The standard duration of treatment is 10 days, with a short course being 1 to 7 days.[7] Unfortunately, the most appropriate duration of antibiotic treatment has not been established, owing to limitations associated with the studies evaluating this; however, for children aged less than 6 years and all children with severe disease, the recommended treatment duration is 10 days. For children aged 6 years and older with mild-to-moderate AOM, a 5- to 7-day course of antibiotics is appropriate.[7] A 2000 Cochrane review of 30 trials concluded that, in otherwise healthy children without recurrent ear infections, a 5-day course of antibiotics was as effective as the 10-day course supported in the AAP/AAFP guidelines.[15]

Clinical improvement should be evident 48 to 72 hours after beginning initial AOM management. Children who do not respond to first-line therapy with high-dose amoxicillin should be given high-dose amoxicillin/clavulanate. Children who do not improve after initial treatment with high-dose amoxicillin/clavulanate should be switched to ceftriaxone (either intravenously or intramuscularly) daily for 3 consecutive days.[7]
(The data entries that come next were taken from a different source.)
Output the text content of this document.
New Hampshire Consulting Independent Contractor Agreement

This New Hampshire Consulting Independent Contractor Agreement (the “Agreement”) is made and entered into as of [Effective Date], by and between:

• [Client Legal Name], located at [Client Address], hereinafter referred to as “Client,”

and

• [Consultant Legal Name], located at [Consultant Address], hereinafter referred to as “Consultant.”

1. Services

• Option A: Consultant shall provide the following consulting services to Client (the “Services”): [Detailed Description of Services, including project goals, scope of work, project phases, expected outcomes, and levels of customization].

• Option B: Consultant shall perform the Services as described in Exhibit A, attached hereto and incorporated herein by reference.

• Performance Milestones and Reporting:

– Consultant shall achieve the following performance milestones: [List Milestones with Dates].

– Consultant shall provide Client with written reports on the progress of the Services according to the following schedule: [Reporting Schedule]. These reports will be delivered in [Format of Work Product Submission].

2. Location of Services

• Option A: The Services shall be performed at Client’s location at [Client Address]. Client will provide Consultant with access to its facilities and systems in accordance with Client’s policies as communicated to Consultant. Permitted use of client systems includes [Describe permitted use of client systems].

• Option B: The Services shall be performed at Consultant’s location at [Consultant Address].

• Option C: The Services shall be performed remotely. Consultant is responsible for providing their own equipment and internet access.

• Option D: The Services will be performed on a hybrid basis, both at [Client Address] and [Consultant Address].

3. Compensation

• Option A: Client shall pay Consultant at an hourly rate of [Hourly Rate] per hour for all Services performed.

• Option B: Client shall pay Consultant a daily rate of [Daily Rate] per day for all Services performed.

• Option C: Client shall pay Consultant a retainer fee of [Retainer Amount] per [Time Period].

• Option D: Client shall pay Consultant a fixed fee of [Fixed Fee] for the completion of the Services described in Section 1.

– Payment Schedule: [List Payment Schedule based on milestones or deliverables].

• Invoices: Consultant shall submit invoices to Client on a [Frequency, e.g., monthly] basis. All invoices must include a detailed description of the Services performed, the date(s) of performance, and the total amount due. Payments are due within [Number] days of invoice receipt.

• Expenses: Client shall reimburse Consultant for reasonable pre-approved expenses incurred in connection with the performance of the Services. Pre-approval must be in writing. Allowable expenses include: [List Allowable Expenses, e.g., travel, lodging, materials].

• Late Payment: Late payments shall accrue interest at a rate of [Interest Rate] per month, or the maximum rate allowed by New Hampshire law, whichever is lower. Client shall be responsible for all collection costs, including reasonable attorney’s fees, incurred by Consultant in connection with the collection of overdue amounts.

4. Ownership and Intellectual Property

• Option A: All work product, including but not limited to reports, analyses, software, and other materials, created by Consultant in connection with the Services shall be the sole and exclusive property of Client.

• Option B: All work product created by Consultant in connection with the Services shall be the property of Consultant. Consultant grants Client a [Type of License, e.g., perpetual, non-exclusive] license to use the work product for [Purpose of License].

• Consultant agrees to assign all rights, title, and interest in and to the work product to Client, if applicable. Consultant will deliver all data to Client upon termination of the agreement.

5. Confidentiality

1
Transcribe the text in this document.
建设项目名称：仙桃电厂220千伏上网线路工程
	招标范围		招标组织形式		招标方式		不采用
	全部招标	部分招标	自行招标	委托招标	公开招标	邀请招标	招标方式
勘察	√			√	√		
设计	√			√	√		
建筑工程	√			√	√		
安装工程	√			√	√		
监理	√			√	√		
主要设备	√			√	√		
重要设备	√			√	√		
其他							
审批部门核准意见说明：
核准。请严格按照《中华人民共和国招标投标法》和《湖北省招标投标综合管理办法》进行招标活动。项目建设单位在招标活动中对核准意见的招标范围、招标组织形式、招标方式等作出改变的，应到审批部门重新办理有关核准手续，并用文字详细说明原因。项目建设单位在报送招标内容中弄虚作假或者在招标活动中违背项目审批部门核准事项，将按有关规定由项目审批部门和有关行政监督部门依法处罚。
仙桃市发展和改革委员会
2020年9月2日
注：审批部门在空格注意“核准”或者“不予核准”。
Topical antibiotics are approved for use in children with tympanostomy tubes who are experiencing AOM and in children suffering from CSOM. The recommended treatment for patients with tympanostomy tubes who have AOM caused by susceptible stains of S aureus, S pneumoniae, H influenzae, M catarrhalis, or P aeruginosa is ciprofloxacin hydrochloride/dexamethasone otic suspension or ofloxacin otic solution. Ofloxacin otic solution may also be used to treat CSOM in children aged 12 years and older. In CSOM, ofloxacin otic solution is recommended for the treatment of susceptible strains of S aureus, P mirabilis, or P aeruginosa. Since ofloxacin otic solution is sterile, it can be used to treat otic infections even when the membrane is perforated, unlike the unsterile ciprofloxacin steroid combination.[11,12] Caregiver counseling regarding the proper administration of otic preparations is important (Table 3).